Give SSer "ccequipment" a call. Clinton (ebay store here: M35A2 parts, M809 series 5 ton parts items in C and C Equipment store on eBay! ) is absolutely a blast to do business with. His shop is in Unionville Indiana (which is about 30 minutes west of the Columbus / Bloomington exit on I 65).

He has helped me out many, many times when I have "stopped by" about 6:00 on a weekday, even a couple times on Sunday. I always call and make sure Clinton will be around, but he is easy to work with.

If you don't mind a road trip, head up and pick up your parts. I have never had him ship anything to me, so I can't comment on how fast the shipping is.

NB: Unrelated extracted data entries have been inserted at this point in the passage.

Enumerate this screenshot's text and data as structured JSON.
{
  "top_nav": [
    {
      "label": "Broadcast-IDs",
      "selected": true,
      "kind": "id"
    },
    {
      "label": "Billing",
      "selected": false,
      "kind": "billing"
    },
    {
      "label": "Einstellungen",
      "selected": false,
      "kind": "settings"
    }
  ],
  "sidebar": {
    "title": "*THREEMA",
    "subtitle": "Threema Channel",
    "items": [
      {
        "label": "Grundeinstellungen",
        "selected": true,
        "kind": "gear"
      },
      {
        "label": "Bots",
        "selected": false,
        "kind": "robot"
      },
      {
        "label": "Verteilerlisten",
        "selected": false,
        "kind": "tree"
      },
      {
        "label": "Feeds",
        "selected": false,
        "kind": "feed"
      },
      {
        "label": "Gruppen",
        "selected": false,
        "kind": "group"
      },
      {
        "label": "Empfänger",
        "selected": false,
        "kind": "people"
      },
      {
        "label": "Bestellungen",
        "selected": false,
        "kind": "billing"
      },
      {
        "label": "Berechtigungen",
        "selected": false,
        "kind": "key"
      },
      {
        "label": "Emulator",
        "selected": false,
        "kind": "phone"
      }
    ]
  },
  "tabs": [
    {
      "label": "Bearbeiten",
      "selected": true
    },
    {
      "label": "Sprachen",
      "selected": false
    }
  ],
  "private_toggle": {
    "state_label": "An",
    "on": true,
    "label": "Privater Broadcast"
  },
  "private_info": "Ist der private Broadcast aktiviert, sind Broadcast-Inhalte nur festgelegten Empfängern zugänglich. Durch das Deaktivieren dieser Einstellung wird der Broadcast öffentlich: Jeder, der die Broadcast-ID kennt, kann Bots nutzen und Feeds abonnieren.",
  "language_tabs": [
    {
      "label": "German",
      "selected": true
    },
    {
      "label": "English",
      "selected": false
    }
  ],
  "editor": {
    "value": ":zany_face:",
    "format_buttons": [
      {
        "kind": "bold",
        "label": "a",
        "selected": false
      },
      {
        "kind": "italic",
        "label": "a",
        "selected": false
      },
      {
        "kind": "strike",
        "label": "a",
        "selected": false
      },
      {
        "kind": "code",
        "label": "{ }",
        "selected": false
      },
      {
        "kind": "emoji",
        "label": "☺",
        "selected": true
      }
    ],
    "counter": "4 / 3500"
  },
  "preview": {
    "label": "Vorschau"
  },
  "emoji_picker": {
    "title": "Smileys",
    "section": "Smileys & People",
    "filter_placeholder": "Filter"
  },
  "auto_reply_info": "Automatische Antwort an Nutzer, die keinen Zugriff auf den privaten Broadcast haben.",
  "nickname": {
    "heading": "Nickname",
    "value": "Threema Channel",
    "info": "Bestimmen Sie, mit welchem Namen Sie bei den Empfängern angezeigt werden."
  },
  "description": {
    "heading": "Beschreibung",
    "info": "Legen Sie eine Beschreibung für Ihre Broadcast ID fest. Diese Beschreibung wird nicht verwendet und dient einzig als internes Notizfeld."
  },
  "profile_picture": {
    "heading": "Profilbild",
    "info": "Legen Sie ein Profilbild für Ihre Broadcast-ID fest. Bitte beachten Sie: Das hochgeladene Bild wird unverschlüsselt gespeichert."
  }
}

I will be heading his way Monday or Wednesday of this week for seals / boots / etc for the M109 as well... If it works out, I can pick up a couple clamps for you and meet you somewhere near the Interstate in Columbus.

Good Luck!
Dave
 

davey8943

Member
334
2
18
Location
Columbus IN
... Do the kingpin bushings need any RTV / permatex sealant?...
JCKnife,

Did you pull the bushings from their spacer plates? If you are asking about installation of the bushing into the plate, I would use some red loctite during assembly.

If you are asking about sealant between the king pin itself and the bushing... Aboslutely DO NOT use sealant there! The king pin to king bin bushing joint will be greased when you pump that sucker full of grease after assembly.

Glad you are making some progress!

Dave
 

JCKnife

Well-known member
1,367
46
48
Location
Kentucky
Dave,

Thanks for the parts source...I had ordered from Ted's Trucks before and already fired off an e-mail to them about getting a replacement sent.

Yes I have the bushings and the plates out, since I had the steering knuckles entirely off.

Thanks again!
 

JCKnife

Well-known member
1,367
46
48
Location
Kentucky
I wouldn't abandon ship that quick on the broken bolt. There is nothing special about the bolts. I don't believe they are even grade 8. A good drill bit, extractor and patience can do wonders. A lot cheaper than a hub, but then again I have more time than money for these things.
Did this yesterday; backing out the broken bolt was so easy, at first I thought the extractor was just spinning and not catching. But it came right out. Had me scratching my head what caused it to break in the first place (I did hit it with PB Blaster but still...it came right out with no fight!).

Thanks again DB.
 

plym49

Well-known member
1,164
171
63
Location
TX USA
Gotta leave the campsite better than you found it, so my one question will be followed by two tips:

Question: If you use zipper boots, can you add grease to the hub from the rear?

Tip 1: If you use the 'shock' method of removing a tapered shank, like a ball joint or whatever, yes use a BFH but remember it is HAMMER AND ANVIL. Use one BFH to strike the one side, but back up the other side with an even bigger BFH. I like to hold the head of a sledge as the anvil, and a 3# sledge as the BFH. Loosen the nut but don't remove it all the way so the parts don't fly apart when the taper lets go. By using hammer and anvil much less abuse gets delivered to the parts. And of course a tie rod tool kills the boots, so I never use one.

Tip #2: When using heat to remove a stuck fastener, forget PB or any other penetrating oil. Use beeswax. Real, authentic beeswax. The wax can stand a higher heat than a penetrating oil and the long long wax molecules slip slide right in between the threads. You will be amazed at how well it works. Normal candle wax also works but not as well as bees wax.